Roughly 600 Google employees have signed an open letter to CEO Sundar Pichai asking him to refuse to make Gemini available for classified U.S. Defense Department workloads. The letter, surfaced in reports on April 27 and circulating publicly through April 28, was signed by staff across Google DeepMind, Google Cloud, and other divisions. It cites lethal autonomous weapons and mass surveillance as specific concerns and argues that classified deployments are by definition opaque to public scrutiny.
The pressure point is real. Google is in active negotiations with the Pentagon over Gemini in classified settings, and the company already supplies cloud capacity to the U.S. military through programs like the Joint Warfighting Cloud Capability. The letter does not call for Google to leave defense work entirely — it asks for a line at classified workloads, where employees say there is no way to verify the model is not used for profiling or targeting.

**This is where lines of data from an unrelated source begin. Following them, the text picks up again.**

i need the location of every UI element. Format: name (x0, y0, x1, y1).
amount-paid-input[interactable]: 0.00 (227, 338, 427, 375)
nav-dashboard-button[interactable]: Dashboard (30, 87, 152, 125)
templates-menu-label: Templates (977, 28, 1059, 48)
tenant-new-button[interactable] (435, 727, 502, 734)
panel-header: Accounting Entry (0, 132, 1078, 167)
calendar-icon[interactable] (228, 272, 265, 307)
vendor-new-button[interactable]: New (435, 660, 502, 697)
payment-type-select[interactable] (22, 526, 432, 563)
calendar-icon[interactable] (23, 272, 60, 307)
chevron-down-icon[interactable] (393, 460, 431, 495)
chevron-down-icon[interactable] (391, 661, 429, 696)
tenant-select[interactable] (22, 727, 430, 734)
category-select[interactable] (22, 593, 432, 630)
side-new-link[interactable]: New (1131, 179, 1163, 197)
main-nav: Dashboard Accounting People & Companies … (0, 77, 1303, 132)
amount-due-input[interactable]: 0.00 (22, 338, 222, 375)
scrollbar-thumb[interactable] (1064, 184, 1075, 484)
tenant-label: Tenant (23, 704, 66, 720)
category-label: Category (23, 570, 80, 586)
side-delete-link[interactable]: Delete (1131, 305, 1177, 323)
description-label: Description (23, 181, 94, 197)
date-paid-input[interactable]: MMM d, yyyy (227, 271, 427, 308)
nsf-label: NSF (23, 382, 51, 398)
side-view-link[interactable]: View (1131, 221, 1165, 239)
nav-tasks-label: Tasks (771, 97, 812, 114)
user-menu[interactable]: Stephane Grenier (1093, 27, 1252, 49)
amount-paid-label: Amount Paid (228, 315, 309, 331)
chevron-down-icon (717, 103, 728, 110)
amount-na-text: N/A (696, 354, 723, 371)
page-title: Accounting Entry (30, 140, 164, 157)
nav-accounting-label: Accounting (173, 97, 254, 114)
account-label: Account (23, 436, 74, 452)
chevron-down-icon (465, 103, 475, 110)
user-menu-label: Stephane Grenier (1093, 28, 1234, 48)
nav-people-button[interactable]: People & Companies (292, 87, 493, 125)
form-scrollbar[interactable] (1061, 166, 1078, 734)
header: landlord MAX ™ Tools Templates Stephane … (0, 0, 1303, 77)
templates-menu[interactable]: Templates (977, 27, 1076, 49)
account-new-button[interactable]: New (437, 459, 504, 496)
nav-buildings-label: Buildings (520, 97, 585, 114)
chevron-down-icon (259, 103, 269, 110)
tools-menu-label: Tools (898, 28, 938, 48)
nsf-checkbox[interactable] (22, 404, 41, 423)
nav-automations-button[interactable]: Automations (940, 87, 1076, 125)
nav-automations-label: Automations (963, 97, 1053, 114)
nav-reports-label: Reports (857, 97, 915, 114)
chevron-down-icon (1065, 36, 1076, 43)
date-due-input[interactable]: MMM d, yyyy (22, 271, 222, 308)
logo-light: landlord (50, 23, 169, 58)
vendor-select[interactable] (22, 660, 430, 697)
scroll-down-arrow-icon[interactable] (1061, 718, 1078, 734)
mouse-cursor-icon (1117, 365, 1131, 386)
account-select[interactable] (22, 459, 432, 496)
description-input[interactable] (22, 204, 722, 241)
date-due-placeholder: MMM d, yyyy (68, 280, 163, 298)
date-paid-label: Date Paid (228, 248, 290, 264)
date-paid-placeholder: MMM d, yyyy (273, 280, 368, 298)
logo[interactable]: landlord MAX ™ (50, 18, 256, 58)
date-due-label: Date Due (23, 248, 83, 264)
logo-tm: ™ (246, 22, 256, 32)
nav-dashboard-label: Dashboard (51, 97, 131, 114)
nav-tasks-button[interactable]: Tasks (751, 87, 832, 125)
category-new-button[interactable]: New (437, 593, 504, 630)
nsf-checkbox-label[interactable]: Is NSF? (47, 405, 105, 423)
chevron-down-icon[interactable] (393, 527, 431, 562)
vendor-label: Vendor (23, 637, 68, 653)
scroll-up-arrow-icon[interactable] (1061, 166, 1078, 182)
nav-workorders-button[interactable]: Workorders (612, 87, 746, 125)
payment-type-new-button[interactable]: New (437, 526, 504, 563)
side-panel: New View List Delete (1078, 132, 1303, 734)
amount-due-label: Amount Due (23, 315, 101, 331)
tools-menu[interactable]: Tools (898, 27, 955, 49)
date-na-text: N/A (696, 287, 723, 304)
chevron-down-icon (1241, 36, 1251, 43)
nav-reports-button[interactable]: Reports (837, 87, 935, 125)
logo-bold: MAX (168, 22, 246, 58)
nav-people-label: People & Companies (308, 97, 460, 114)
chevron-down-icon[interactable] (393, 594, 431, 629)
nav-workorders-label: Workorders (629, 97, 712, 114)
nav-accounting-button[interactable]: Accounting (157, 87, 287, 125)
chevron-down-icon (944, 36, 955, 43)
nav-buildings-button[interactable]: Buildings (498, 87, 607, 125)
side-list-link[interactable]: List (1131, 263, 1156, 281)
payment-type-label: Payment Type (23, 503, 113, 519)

This is the second internal revolt at Google over military AI. The 2018 Project Maven protests forced the company to drop a Pentagon image-analysis contract and to publish AI principles that briefly excluded weapons applications. Those exclusions have since softened, and Anthropic was reportedly dropped from a Defense contract earlier this year for asking for similar restrictions — a signal that the Pentagon is now willing to walk away from suppliers who try to scope out classified use.
Takeaway for learners: AI ethics is not just a research-paper topic. It is increasingly a labor question — what engineers will and will not build — and a procurement question — what governments are willing to pay for. If you work in AI, the contract terms attached to a model often constrain its real-world impact more than its training data does.